Inmates were disproportionately eldest daughters; see Figure 1. Of those identified in their family unit, 33 per cent were first- and 22 per cent were secondborns. Eldest daughters faced unique challenges. First, they were providers of childcare and household support to parents. Second, they were the first able to supplement the family income. Finally, firstborns navigated a world bereft of elder siblings’ networks.
Figure 1. Histogram overlaying birth rank over size of the sibling set
Parental, especially maternal, loss scarred inmates. Of those admitted by age 25, 32 per cent had living parents, 17 per cent had lost their father, 21 per cent their mother, and 26 per cent were orphaned. Even for the nineteenth century, these are high rates of parental loss. Moreover, it was more typical for children to lose fathers than mothers. Mothers were central to the intergenerational transmission of gender-specific social and cultural capital, imparting knowledge to daughters about household management, courtship, and employment. Further, parental death increased the risks of institutionalisation. Of those admitted by the age of 25, only 7 per cent of inmates with living parents had previously been institutionalised upon census enumeration in the three years prior to admission at Clewer or Salisbury.

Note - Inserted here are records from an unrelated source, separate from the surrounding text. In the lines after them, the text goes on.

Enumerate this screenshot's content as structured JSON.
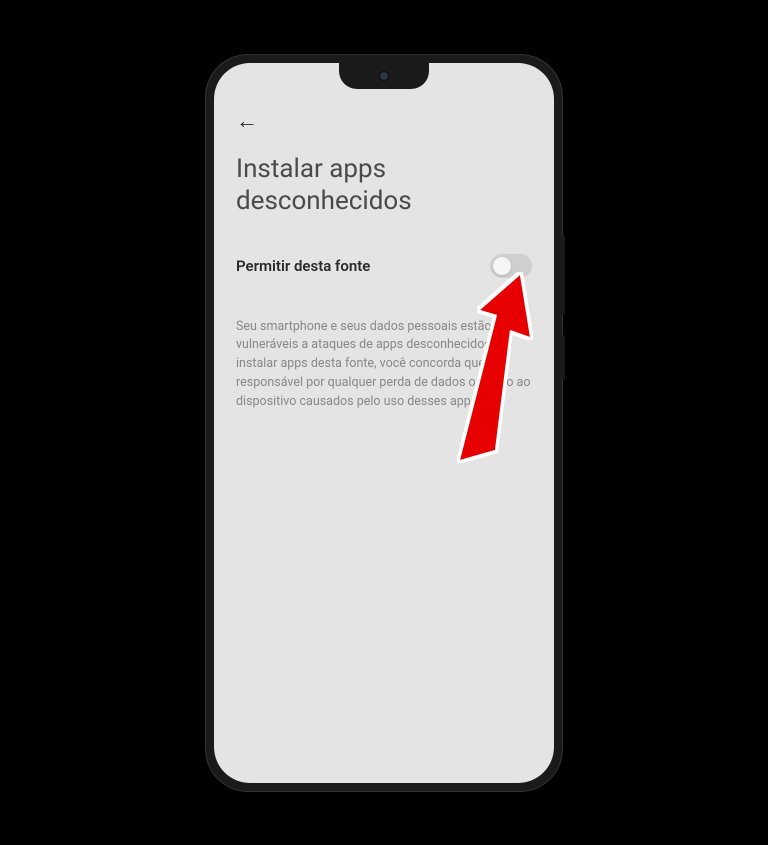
{
  "header": {
    "title": "Instalar apps desconhecidos"
  },
  "setting": {
    "label": "Permitir desta fonte",
    "enabled": false
  },
  "description": {
    "text": "Seu smartphone e seus dados pessoais estão mais vulneráveis a ataques de apps desconhecidos. Ao instalar apps desta fonte, você concorda que é responsável por qualquer perda de dados ou dano ao dispositivo causados pelo uso desses apps."
  },
  "annotation": {
    "arrow_color": "#e60000"
  }
}
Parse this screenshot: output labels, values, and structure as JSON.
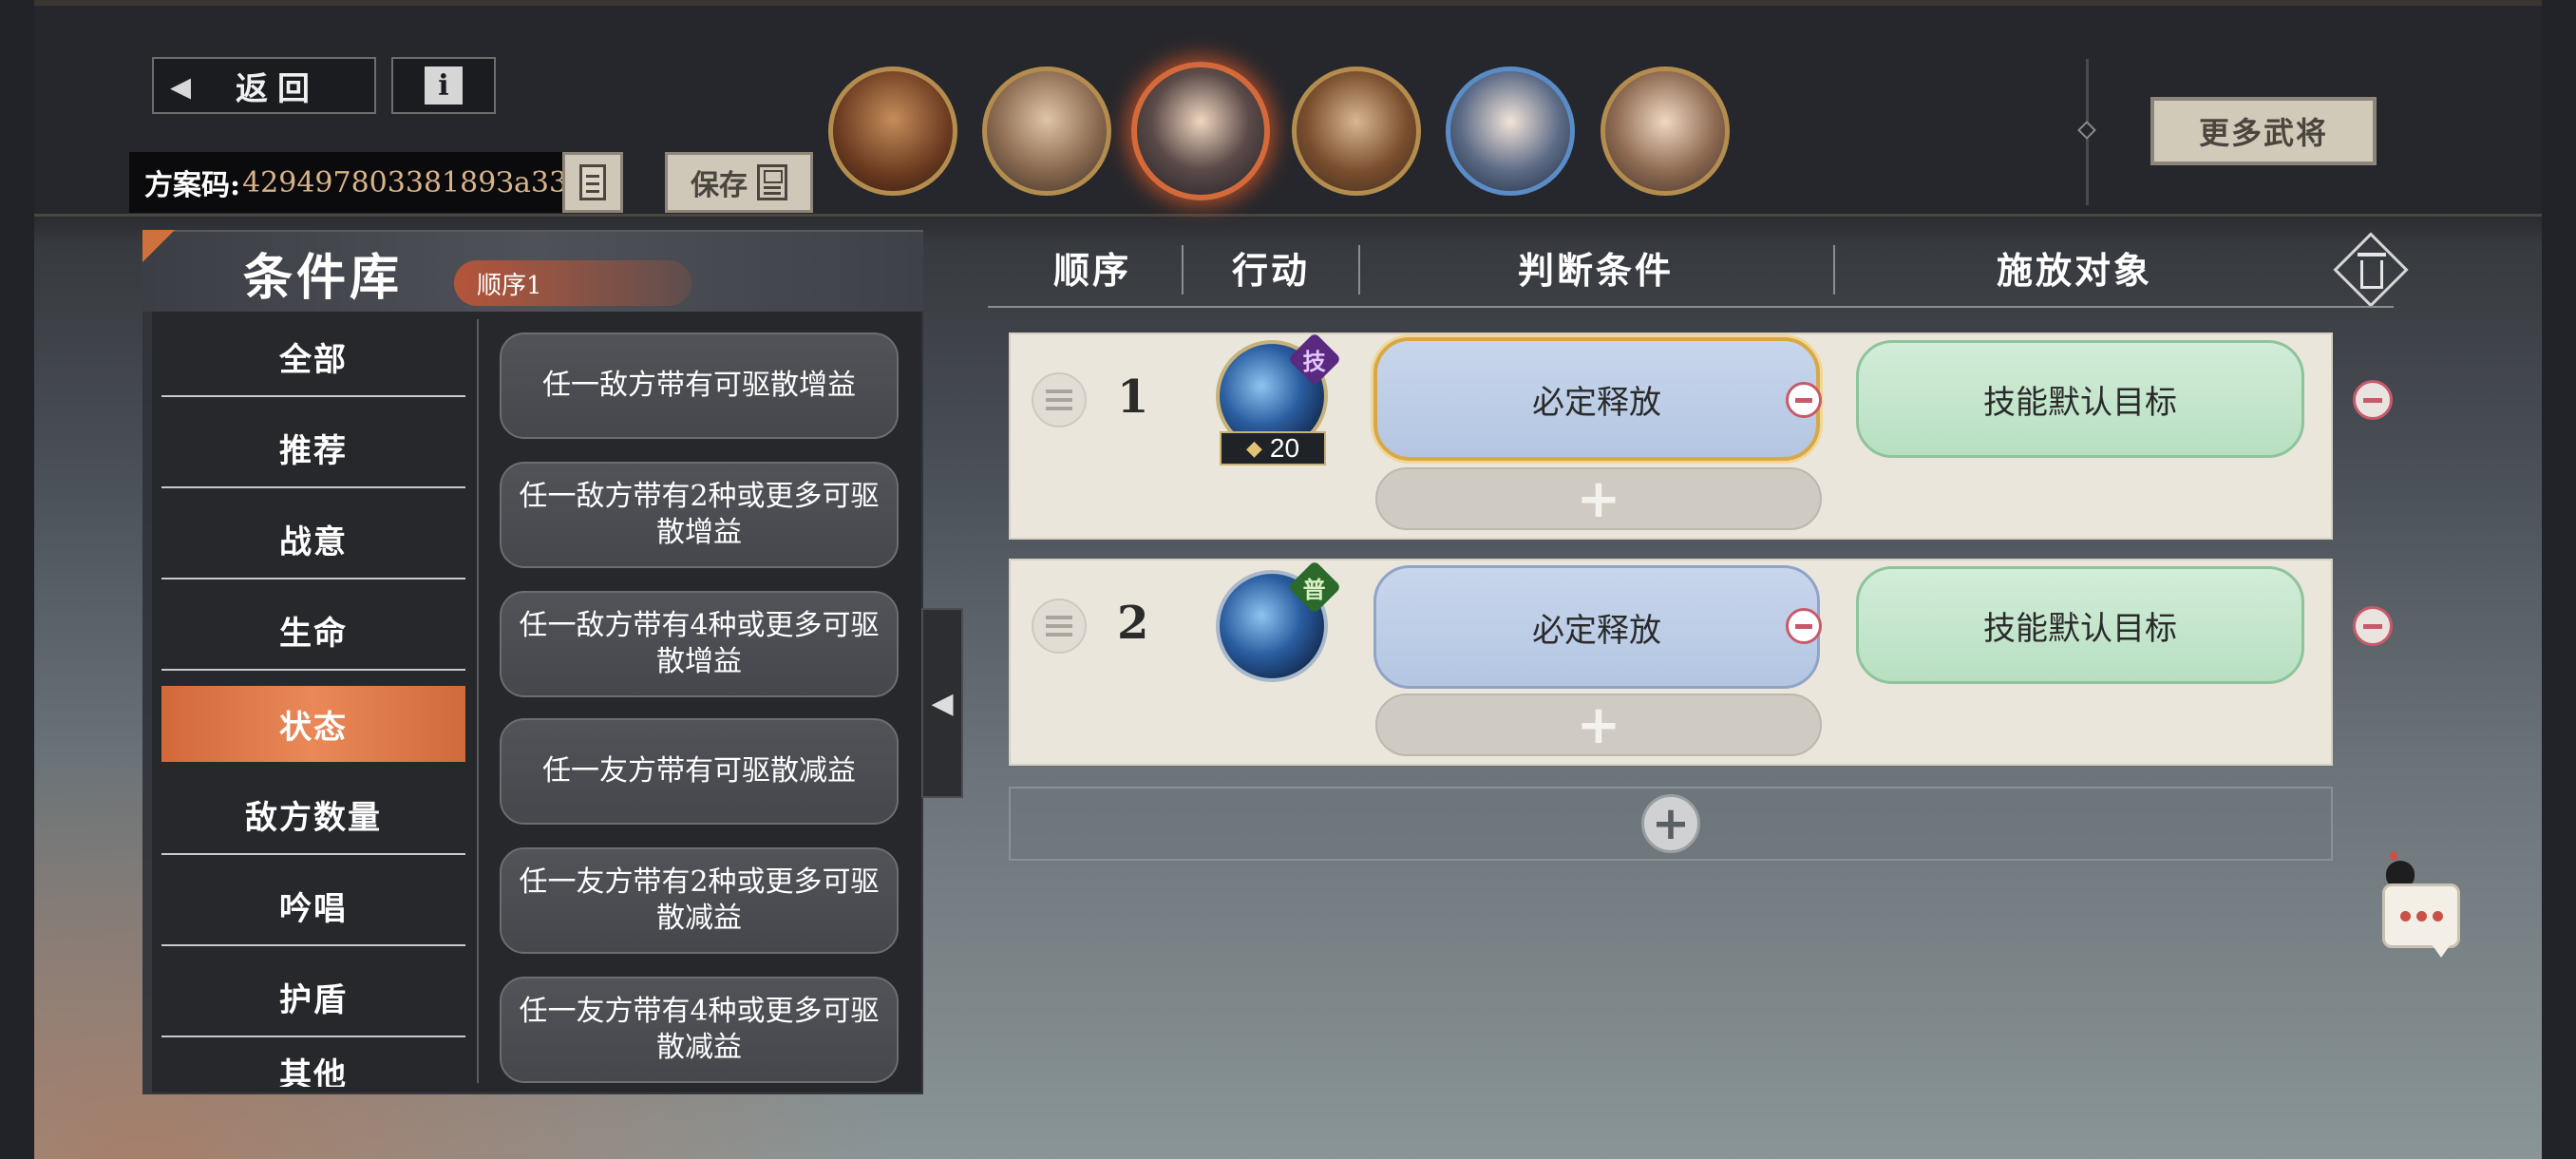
{
  "header": {
    "back_label": "返回",
    "info_icon": "i",
    "code_label": "方案码:",
    "code_value": "42949780338189За33",
    "save_label": "保存",
    "more_label": "更多武将"
  },
  "portraits": [
    {
      "name": "portrait-1",
      "state": "normal"
    },
    {
      "name": "portrait-2",
      "state": "normal"
    },
    {
      "name": "portrait-3",
      "state": "selected"
    },
    {
      "name": "portrait-4",
      "state": "normal"
    },
    {
      "name": "portrait-5",
      "state": "blue"
    },
    {
      "name": "portrait-6",
      "state": "normal"
    }
  ],
  "library": {
    "title": "条件库",
    "order_tag": "顺序1",
    "categories": [
      "全部",
      "推荐",
      "战意",
      "生命",
      "状态",
      "敌方数量",
      "吟唱",
      "护盾",
      "其他"
    ],
    "active_category": "状态",
    "conditions": [
      "任一敌方带有可驱散增益",
      "任一敌方带有2种或更多可驱散增益",
      "任一敌方带有4种或更多可驱散增益",
      "任一友方带有可驱散减益",
      "任一友方带有2种或更多可驱散减益",
      "任一友方带有4种或更多可驱散减益"
    ]
  },
  "table": {
    "headers": {
      "order": "顺序",
      "action": "行动",
      "condition": "判断条件",
      "target": "施放对象"
    },
    "rows": [
      {
        "num": "1",
        "tag": "技",
        "cost": "20",
        "condition": "必定释放",
        "target": "技能默认目标",
        "add": "+"
      },
      {
        "num": "2",
        "tag": "普",
        "condition": "必定释放",
        "target": "技能默认目标",
        "add": "+"
      }
    ]
  },
  "colors": {
    "accent_orange": "#e07a48",
    "cond_blue": "#bfcfe8",
    "target_green": "#c6e6cf",
    "minus_red": "#c8596b"
  }
}
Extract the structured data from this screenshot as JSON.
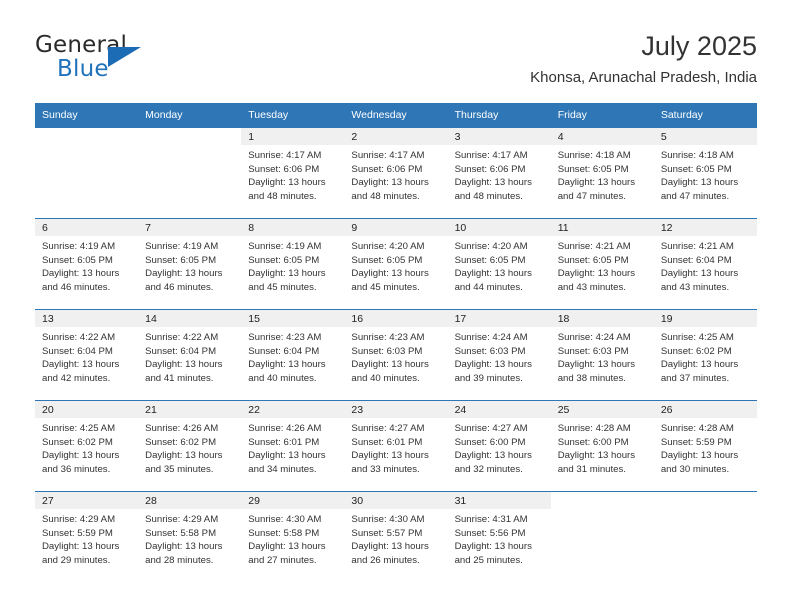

This contrasts with the 18 per cent who had lost their father, 27 per cent who had lost their mother, and 35 per cent of orphans.
The duration of institutionalisation varied, ranging from a few days to several decades. Two-thirds of inmates left Clewer and Salisbury prior to the two-year ‘reformation’ period. Life-long institutionalisation was not the norm between 1851 and 1881; see Figure 2. Departure from the institution was typically either to domestic service or to an inmate’s community.
Figure 2. Duration of institutionalisation by institution
The institutions funnelled inmates from lower status single-servant households into higher status multi-servant households. While prior to their institutionalisation half of domestic servants had worked in single-servant households, post-institutionalisation less than 30 per cent did. Prior to their institutionalisation, servants working in households with four or more servants comprised 9 per cent of all inmates in domestic service; post-institutionalisation, this figure increased to 26 per cent.
However, only a quarter of inmates left for domestic service. Most went back to their, often small, rural, communities. More than 50 per cent of inmates linked to a marriage certificate married within four years of institutionalisation. Inmates’ swift marriage upon return to their community suggests limited stigmatisation, a view supported by more inmates not taking up the institution in their offers of domestic service placements.
Institutionalisation in Magdalen asylums was linked to inequalities, principally birth order effects, parental death, and domestic service employment. Born into life-cycle poverty, eldest daughters faced a unique set of challenges. Inmates disproportionately suffered early parental loss, most notably the loss of mothers. For most inmates, institutionalisation was temporary rather than life-long. In facilitating domestic service placements, the institutions functionally replicated aspects of a mother’s role. Inmates’ subsequent reintegration into their communities is striking and represents a stark contrast to the experiences of women institutionalised in Irish Magdalen homes in the twentieth century.